Aunque las inminentes audiencias quizá sean el primer golpe potencial del Congreso contra Toyota, la compañía es bien conocida por la cúpula de poder en la capital de aquel país.

En 2009, Toyota gastó 5.3 millones de dólares en cabildeo, menos de los 8.6 y 7.2 millones de dólares que General Motors y Ford gastaron respectivamente, según el Centro de Políticas Receptivas. Pero Toyota gastó más que otros fabricantes extranjeros, en comparación con los 2.5 y 3.6 millones de dólares de Honda y Nissan.

Supervisión de la Cámara: la audiencia de Toyota ocurrirá el miércoles 24 de este mes ante el Comité de Supervisión de la Cámara. El panel planea cuestionar a Yoshimi Inaba, presidente de la compañía en Estados Unidos, sobre los problemas del acelerador y del freno de los Prius.

"Los clientes quieren saber si sus autos son seguros, y si no lo son, necesitan saber qué deben hacer al respecto", dijo el presidente del comité, el republicano Ed Towns, por el estado de Nueva York.

El comité ya pidió a la automotriz los registros de las quejas, entre otras cosas.

El republicano Darrell Issa, por el estado de California, planea preguntar a las autoridades de transporte federales (quienes también estarán presentes en la audiencia) por qué los registros sugieren que respondieron que no tenían los recursos para investigar las quejas sobre los aceleradores de Toyota.
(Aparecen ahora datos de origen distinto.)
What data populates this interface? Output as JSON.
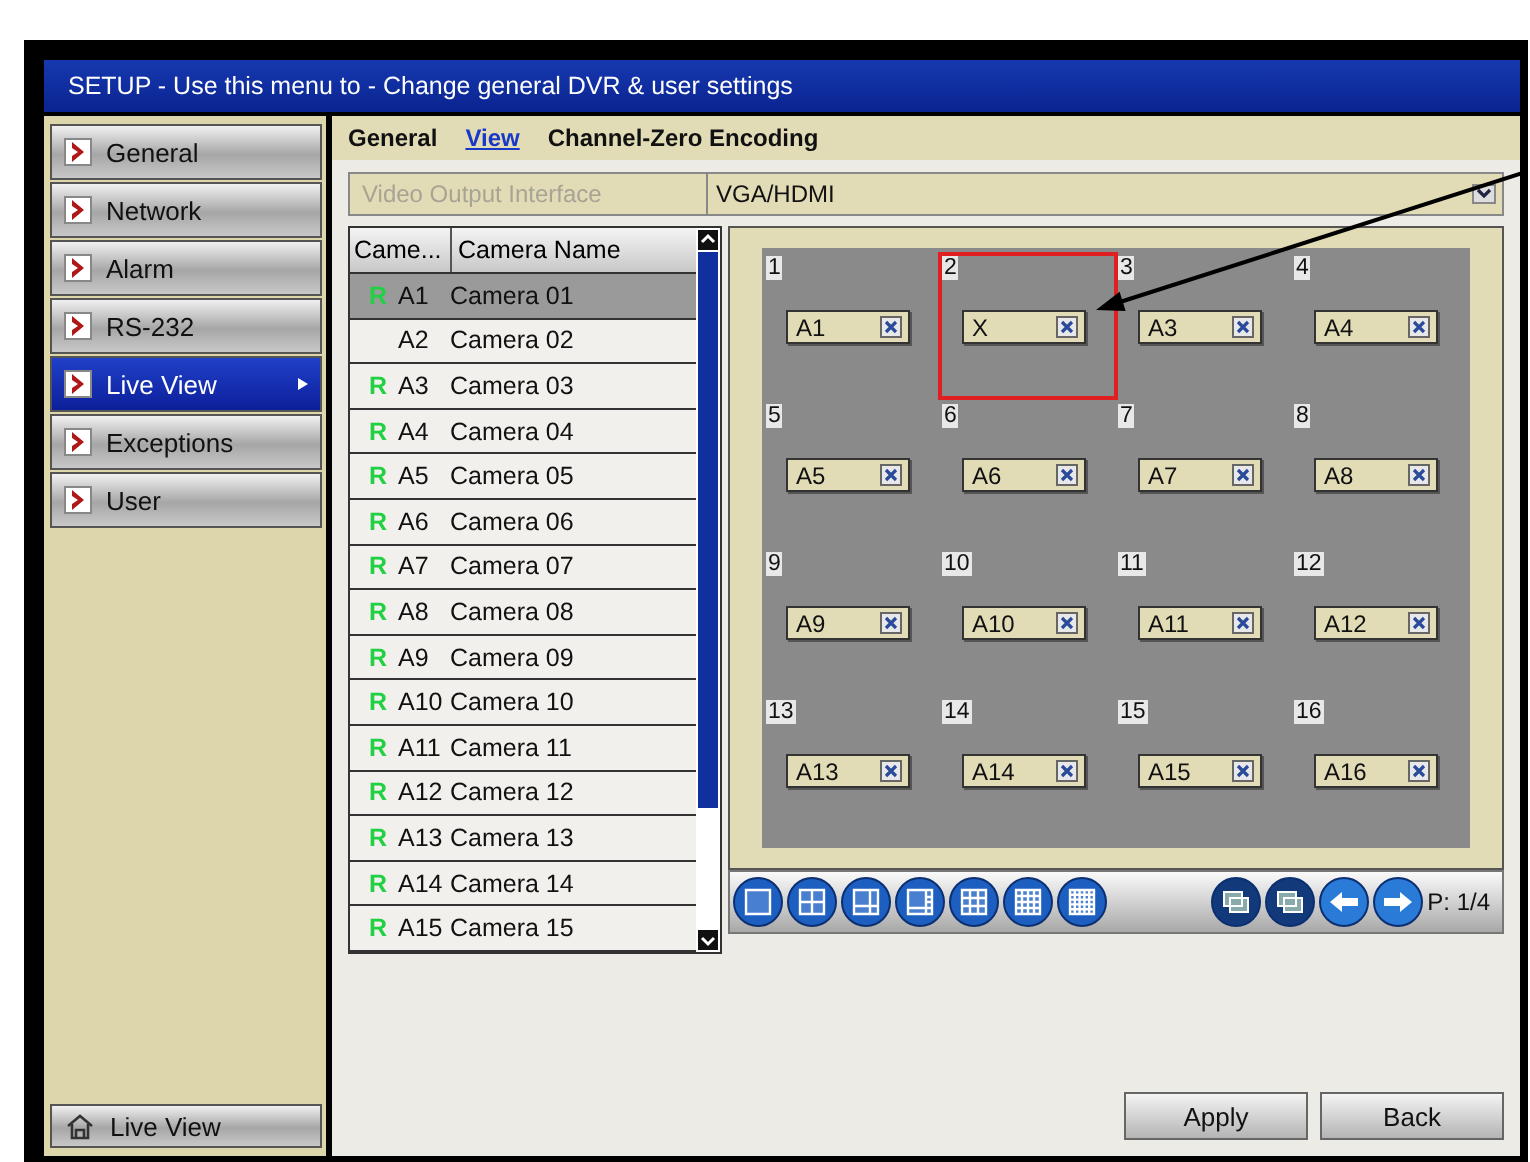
{
  "window": {
    "title": "SETUP - Use this menu to - Change general DVR & user settings"
  },
  "sidebar": {
    "items": [
      {
        "label": "General",
        "selected": false
      },
      {
        "label": "Network",
        "selected": false
      },
      {
        "label": "Alarm",
        "selected": false
      },
      {
        "label": "RS-232",
        "selected": false
      },
      {
        "label": "Live View",
        "selected": true
      },
      {
        "label": "Exceptions",
        "selected": false
      },
      {
        "label": "User",
        "selected": false
      }
    ],
    "bottom_button": "Live View"
  },
  "tabs": [
    {
      "label": "General",
      "selected": false
    },
    {
      "label": "View",
      "selected": true
    },
    {
      "label": "Channel-Zero Encoding",
      "selected": false
    }
  ],
  "video_output": {
    "label": "Video Output Interface",
    "value": "VGA/HDMI"
  },
  "camera_list": {
    "columns": [
      "Came...",
      "Camera Name"
    ],
    "rows": [
      {
        "record": "R",
        "camera": "A1",
        "name": "Camera 01",
        "selected": true
      },
      {
        "record": "",
        "camera": "A2",
        "name": "Camera 02",
        "selected": false
      },
      {
        "record": "R",
        "camera": "A3",
        "name": "Camera 03",
        "selected": false
      },
      {
        "record": "R",
        "camera": "A4",
        "name": "Camera 04",
        "selected": false
      },
      {
        "record": "R",
        "camera": "A5",
        "name": "Camera 05",
        "selected": false
      },
      {
        "record": "R",
        "camera": "A6",
        "name": "Camera 06",
        "selected": false
      },
      {
        "record": "R",
        "camera": "A7",
        "name": "Camera 07",
        "selected": false
      },
      {
        "record": "R",
        "camera": "A8",
        "name": "Camera 08",
        "selected": false
      },
      {
        "record": "R",
        "camera": "A9",
        "name": "Camera 09",
        "selected": false
      },
      {
        "record": "R",
        "camera": "A10",
        "name": "Camera 10",
        "selected": false
      },
      {
        "record": "R",
        "camera": "A11",
        "name": "Camera 11",
        "selected": false
      },
      {
        "record": "R",
        "camera": "A12",
        "name": "Camera 12",
        "selected": false
      },
      {
        "record": "R",
        "camera": "A13",
        "name": "Camera 13",
        "selected": false
      },
      {
        "record": "R",
        "camera": "A14",
        "name": "Camera 14",
        "selected": false
      },
      {
        "record": "R",
        "camera": "A15",
        "name": "Camera 15",
        "selected": false
      }
    ]
  },
  "layout_grid": {
    "cells": [
      {
        "number": "1",
        "channel": "A1",
        "selected": false
      },
      {
        "number": "2",
        "channel": "X",
        "selected": true
      },
      {
        "number": "3",
        "channel": "A3",
        "selected": false
      },
      {
        "number": "4",
        "channel": "A4",
        "selected": false
      },
      {
        "number": "5",
        "channel": "A5",
        "selected": false
      },
      {
        "number": "6",
        "channel": "A6",
        "selected": false
      },
      {
        "number": "7",
        "channel": "A7",
        "selected": false
      },
      {
        "number": "8",
        "channel": "A8",
        "selected": false
      },
      {
        "number": "9",
        "channel": "A9",
        "selected": false
      },
      {
        "number": "10",
        "channel": "A10",
        "selected": false
      },
      {
        "number": "11",
        "channel": "A11",
        "selected": false
      },
      {
        "number": "12",
        "channel": "A12",
        "selected": false
      },
      {
        "number": "13",
        "channel": "A13",
        "selected": false
      },
      {
        "number": "14",
        "channel": "A14",
        "selected": false
      },
      {
        "number": "15",
        "channel": "A15",
        "selected": false
      },
      {
        "number": "16",
        "channel": "A16",
        "selected": false
      }
    ]
  },
  "toolbar": {
    "layouts": [
      {
        "kind": "single"
      },
      {
        "kind": "quad"
      },
      {
        "kind": "six"
      },
      {
        "kind": "eight"
      },
      {
        "kind": "nine"
      },
      {
        "kind": "sixteen"
      },
      {
        "kind": "twentyfive"
      }
    ],
    "page": "P: 1/4"
  },
  "buttons": [
    "Apply",
    "Back"
  ]
}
Entre quienes tienen planeado presentar su declaración se encuentra el secretario de transporte, Ray LaHood, y el presidente de la Administración de Seguridad en Autopistas Nacionales, David Strickland.

"Ésta es una investigación que va más allá de los confines políticos de Washington, y tiene un impacto en la mayoría de los elementos fundamentales de nuestra sociedad y de la seguridad del público", escribió Issa en una carta a Towns sobre las quejas de Toyota.
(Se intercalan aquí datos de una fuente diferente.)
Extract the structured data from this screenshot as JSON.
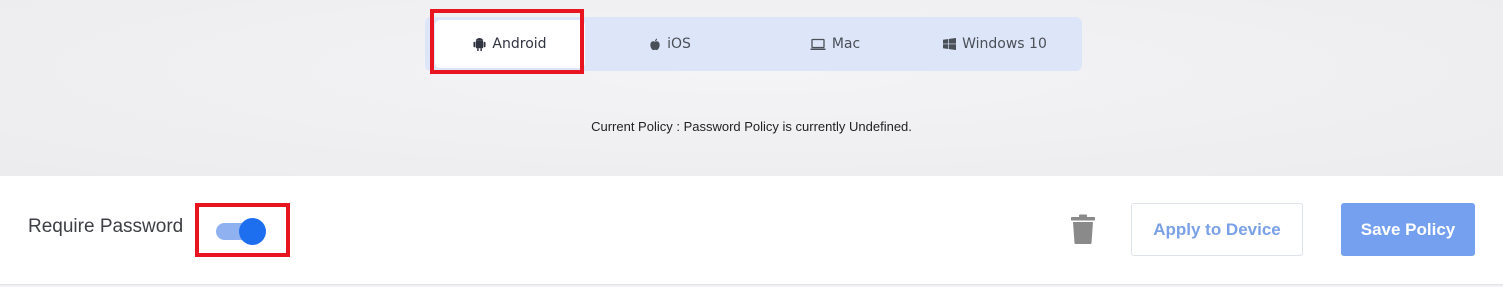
{
  "platform_tabs": [
    {
      "label": "Android",
      "icon": "android-icon",
      "active": true
    },
    {
      "label": "iOS",
      "icon": "apple-icon",
      "active": false
    },
    {
      "label": "Mac",
      "icon": "laptop-icon",
      "active": false
    },
    {
      "label": "Windows 10",
      "icon": "windows-icon",
      "active": false
    }
  ],
  "current_policy_text": "Current Policy : Password Policy is currently Undefined.",
  "settings": {
    "require_password_label": "Require Password",
    "require_password_enabled": true
  },
  "actions": {
    "apply_label": "Apply to Device",
    "save_label": "Save Policy"
  },
  "colors": {
    "accent": "#1e6ff0",
    "highlight": "#e8141f",
    "save_button": "#74a0ef"
  }
}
Cámara de Energía: las cosas pueden empeorar para la empresa en una audiencia programada para el 25 de febrero en la Cámara de Energía y el Comité de Comercio.

En una carta redactada la semana pasada, James Lentz, encargado de ventas de Toyota en Estados Unidos, fue acusado por el comité de haber contado una versión distinta en los medios televisivos a la versión que presentó ante personal del comité el mes pasado.

Por ejemplo, según la carta, el fabricante de autos dijo al personal del comité que era "poco probable" que los aceleradores produjeran "historias sensacionales de conductores que perdían el control por un aumento de velocidad excesiva", pero al parecer, después Lentz contó lo opuesto en CNBC, hablando de la necesidad de reparar los pedales.

El comité también quiere saber por qué las autoridades de Toyota dijeron a CNBC que estaban al tanto de los problemas con el acelerador desde octubre, mientras le dijeron al personal de Congreso que se percataron de dichos problemas en el Reino Unido desde Abril o Mayo.

"El Congreso y los consumidores necesitan saber exactamente cuál es el problema, cómo resolverlo y qué deben hacer para proteger a los conductores de los vehículos de Toyota", dijo el republicano Bart Stupak, por el estado de Michigan, presidente del subcomité de supervisión del panel de la Cámara de Energía y uno de los firmantes de la carta a Lentz.

Los expertos alegan que la compañía ha perdido el control de sus mensajes y necesita recuperarlo durante estas audiencias en Washington.

De hecho, Sonnenfeld dijo que Akio Toyoda debería hacer una declaración en persona ante el Congreso.

"Debe venir a Washington y no enviar encargados parcialmente informados que no saben qué decir sobre el escrutinio", dijo Sonnenfeld, quien escribió Contraataque: cómo hacen los grandes líderes para recuperarse de desastres profesionales. "La gente quiere saber qué es lo que pasa".